Speculation around sustainability
Yet, arguably, the bigger question is: are these the sort of sectors that are going to thrive in the future, and is being overexposed to them going to be detrimental to the long term performance of your portfolio? Traditional income stocks have vastly under-performed over the last few years, and so income investors have in the most part seen their portfolios lag the performance of the wider stock market indices. Perhaps rather aptly, this ‘Covid crisis’ has left many investors with no particularly safe place to hide, certainly when it comes to income.
Income investing must evolve
So, where do investors go for yield? Interest rates are at record lows and consequently so too are bond yields. Gold has performed strongly but pays no income, and equity dividends are being slashed indiscriminately. Our answer is certainly not to reinvent the wheel but perhaps to amend our perspective slightly on how we view ‘income’.

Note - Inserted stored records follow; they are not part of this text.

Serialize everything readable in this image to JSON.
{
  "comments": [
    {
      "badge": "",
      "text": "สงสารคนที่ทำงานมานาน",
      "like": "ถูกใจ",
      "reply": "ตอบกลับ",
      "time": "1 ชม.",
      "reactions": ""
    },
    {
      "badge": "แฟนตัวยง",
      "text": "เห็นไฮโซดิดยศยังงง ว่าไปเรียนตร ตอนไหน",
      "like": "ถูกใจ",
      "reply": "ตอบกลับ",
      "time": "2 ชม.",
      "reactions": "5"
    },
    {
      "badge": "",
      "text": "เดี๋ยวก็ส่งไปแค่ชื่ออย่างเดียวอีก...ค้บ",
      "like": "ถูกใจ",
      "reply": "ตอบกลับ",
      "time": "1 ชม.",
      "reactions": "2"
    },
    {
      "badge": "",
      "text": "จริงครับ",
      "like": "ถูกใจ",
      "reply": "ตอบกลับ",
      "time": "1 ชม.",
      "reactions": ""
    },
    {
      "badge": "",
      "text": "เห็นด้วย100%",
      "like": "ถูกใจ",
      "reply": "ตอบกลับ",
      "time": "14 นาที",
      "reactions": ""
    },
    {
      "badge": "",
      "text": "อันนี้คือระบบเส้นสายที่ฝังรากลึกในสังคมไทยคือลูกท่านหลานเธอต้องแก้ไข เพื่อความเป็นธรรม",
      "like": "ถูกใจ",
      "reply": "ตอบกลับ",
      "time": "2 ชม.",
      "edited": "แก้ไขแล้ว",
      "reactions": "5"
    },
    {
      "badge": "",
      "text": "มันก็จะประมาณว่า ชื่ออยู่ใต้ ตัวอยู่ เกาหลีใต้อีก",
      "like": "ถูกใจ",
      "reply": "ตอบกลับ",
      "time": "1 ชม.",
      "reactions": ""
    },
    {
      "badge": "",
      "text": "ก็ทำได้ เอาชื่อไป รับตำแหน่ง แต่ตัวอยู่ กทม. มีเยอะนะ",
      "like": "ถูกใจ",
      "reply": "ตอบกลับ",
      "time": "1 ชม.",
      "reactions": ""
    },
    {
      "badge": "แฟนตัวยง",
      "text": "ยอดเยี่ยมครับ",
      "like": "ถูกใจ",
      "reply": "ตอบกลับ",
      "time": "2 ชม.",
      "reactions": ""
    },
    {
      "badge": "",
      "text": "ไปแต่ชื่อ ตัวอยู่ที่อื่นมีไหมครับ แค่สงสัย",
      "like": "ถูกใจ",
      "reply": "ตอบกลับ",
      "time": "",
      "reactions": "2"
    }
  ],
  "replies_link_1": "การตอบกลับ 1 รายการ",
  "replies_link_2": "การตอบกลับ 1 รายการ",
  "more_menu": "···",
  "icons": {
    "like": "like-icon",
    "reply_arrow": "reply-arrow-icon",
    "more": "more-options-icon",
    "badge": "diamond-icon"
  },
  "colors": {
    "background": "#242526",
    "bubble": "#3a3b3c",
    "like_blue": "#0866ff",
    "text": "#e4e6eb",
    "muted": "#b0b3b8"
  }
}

In the very literal sense an investor’s natural income is derived largely from equity dividends and bond interest but the income they take from their portfolio does not necessarily have to come exclusively from these sources. A large number of our clients take their income via a fixed monthly or quarterly standing order. Ultimately that standing order must come from somewhere, and if it’s not funded entirely by natural income then it has to be coming from capital.
Historically this has not appealed to investors. Taking the natural income is one thing but once you start eroding the portfolio’s capital you restrict its ability to grow. This remains true, to an extent, but given the discrepancy in performance between traditional income and growth stocks in recent years it is important to look at the wider investment picture.
The focus should always be the portfolio’s total return, that is, capital plus income, with a view to maximising this over the long term. This strategy expands the investment universe of suitable investments to include growth sectors and those exposed to favourable global themes. A regular distribution to the client as part of this total return strategy, rather than simply focusing on those stocks that pay the highest dividend, should be the preferred option.
The focus should always be the portfolio’s total return, that is, capital plus income, with a view to maximising this over the long term.
The total returns approach in practice
Let’s take Royal Dutch Shell as an, admittedly rather crude (excuse the pun), example. This stalwart of the FTSE 100 income payers has, until recently, paid a very attractive dividend.
Shell has provided a return of -44.70% since the beginning of 2019 to 9 July 2020 including all dividend payments over that period. Amazon has returned +98% over the same period, whilst on paper paying nothing in income. I say “on paper” as clearly a large income could have been taken from that capital growth whilst maintaining portfolio returns far in excess of the equivalent income payer. It would be unjust not to mention that Shell has been significantly impacted by the fluctuations in the oil price over that period, but one could quite easily substitute it for British American Tobacco or Lloyds Bank and receive a similar result. This comparison is of course using the extremes for simplicity, but you see the point – total return should take precedence.
To conclude, we are certainly not saying there is no longer a place for high yielding stocks in a portfolio but generally speaking the sustainability of the dividend and more importantly sustainability of the business should outweigh any short term income gain. A wider focus on the overall total return of the portfolio is crucial to its performance. The intricacies of how much income the client requires on a regular basis can then be configured within this main focus and should result in a higher quality, more diversified and well-rounded portfolio.